More and more insurance companies are offering indexed annuities now, especially those who were traditionally only big sellers of variable annuities. Sheryl Moore’s Insurance News Net article, “Interest in Indexed Annuities on the Rise,” says that you have to look at the market to understand why many companies have decided to sell fixed equity indexed annuity products in addition to their other annuities.
During market increases, many people transfer their money from fixed products to securities so that they can take advantage of the increasing market. Variable annuities sell very well after the markets hit rock bottom because they can only go up from there. Market increases provide investors with great gains in their investments. In a declining market however, investors tend to leave stocks, bonds, and variable annuities for fixed products. They are fearful of losing money, including both principal and potential gains, so they turn to fixed annuities and indexed annuities.
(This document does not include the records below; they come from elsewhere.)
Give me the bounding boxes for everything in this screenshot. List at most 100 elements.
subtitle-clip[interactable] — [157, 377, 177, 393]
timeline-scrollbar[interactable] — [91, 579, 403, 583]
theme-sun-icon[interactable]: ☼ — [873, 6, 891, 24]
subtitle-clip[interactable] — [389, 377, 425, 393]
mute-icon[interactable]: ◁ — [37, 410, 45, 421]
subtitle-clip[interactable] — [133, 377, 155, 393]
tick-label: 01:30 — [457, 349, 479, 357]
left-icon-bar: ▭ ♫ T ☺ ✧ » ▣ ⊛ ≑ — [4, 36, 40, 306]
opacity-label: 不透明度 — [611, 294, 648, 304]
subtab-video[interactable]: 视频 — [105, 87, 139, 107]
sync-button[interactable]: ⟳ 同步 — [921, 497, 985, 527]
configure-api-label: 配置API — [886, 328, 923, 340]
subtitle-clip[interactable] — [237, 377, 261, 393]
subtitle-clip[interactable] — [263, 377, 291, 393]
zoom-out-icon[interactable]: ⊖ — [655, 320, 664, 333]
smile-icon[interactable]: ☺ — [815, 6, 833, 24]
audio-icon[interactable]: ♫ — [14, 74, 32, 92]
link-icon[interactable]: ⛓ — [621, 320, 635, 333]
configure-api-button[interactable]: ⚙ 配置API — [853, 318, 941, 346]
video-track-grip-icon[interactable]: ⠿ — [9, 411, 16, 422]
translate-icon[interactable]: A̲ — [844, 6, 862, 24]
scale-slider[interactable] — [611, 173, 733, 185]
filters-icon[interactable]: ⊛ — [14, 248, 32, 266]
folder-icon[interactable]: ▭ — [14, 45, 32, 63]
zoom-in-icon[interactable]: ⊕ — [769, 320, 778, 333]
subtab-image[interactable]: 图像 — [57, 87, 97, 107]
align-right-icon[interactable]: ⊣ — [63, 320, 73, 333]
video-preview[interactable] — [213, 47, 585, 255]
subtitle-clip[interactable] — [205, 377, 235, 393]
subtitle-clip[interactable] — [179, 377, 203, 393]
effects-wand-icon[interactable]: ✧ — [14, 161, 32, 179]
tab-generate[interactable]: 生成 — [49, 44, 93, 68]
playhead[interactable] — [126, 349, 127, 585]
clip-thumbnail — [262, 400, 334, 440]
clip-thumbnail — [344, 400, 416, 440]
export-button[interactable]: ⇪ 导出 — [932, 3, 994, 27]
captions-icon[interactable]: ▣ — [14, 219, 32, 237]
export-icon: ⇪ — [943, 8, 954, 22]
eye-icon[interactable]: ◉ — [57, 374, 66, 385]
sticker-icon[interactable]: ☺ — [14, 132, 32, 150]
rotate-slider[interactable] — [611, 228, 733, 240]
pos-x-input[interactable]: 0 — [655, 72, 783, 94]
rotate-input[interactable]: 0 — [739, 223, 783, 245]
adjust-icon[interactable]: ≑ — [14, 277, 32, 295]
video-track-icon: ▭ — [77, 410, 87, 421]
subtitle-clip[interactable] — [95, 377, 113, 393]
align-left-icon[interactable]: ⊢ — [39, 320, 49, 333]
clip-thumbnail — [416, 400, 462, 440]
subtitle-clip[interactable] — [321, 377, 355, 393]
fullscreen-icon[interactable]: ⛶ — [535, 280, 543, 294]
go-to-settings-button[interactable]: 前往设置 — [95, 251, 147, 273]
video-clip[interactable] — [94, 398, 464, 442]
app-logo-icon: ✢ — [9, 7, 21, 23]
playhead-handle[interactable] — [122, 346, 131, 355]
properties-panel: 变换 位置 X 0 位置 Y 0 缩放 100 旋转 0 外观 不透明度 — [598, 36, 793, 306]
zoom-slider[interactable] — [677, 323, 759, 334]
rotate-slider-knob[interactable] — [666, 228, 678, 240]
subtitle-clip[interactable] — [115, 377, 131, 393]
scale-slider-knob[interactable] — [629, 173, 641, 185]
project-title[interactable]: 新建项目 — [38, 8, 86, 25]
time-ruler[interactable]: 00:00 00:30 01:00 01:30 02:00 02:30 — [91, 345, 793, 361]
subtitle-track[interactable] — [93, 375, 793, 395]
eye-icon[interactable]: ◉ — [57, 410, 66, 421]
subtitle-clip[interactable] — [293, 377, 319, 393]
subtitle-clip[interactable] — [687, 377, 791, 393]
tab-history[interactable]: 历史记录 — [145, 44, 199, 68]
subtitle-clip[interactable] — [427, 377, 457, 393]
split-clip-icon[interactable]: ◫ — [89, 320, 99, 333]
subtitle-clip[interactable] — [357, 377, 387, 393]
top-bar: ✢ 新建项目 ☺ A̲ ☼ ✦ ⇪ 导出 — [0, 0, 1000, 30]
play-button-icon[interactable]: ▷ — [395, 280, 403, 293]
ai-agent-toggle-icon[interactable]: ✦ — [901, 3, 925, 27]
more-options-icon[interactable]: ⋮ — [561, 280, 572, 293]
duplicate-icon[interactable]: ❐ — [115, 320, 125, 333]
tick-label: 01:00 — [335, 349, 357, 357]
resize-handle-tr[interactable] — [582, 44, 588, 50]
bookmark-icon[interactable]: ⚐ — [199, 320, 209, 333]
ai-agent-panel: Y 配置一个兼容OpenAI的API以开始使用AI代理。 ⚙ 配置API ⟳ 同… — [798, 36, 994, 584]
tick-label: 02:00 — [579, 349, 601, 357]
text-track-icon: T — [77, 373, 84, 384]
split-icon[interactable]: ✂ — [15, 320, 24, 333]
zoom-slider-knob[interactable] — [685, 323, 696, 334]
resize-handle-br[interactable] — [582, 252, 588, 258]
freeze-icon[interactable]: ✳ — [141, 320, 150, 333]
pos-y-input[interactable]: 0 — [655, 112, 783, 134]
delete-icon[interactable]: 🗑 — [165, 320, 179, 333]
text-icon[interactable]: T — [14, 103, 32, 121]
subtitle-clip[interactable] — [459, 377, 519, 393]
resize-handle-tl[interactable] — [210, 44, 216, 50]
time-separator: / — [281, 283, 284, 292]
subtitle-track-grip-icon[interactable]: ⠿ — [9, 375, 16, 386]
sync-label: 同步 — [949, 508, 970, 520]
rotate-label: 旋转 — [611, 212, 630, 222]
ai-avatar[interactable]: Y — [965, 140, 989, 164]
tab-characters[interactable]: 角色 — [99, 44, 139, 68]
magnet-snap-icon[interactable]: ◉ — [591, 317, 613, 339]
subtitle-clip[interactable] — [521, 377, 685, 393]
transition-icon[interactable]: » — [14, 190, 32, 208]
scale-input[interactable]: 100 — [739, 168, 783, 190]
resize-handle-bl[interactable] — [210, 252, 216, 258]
When fixed interest rates are increasing, there is usually a corresponding increase in sales of fixed annuities and CDs. When fixed annuity rates were in the double digits, there was an influx of fixed annuity 1035 exchanges and CD rollovers. During a declining period for fixed interest rates, some investors hold on to their fixed products while others switch to securities like a fixed equity indexed annuity for some potential of a gain.
Taking a combination of these market conditions into effect, indexed annuities stand to gain in a low market with low interest rates. That is why they have become increasingly popular in the last few years. Insurance companies who previously disliked the products have realized that they stand to benefit from introducing their own version to consumers. The principal protection with possible market gains is looking very good to investors right now.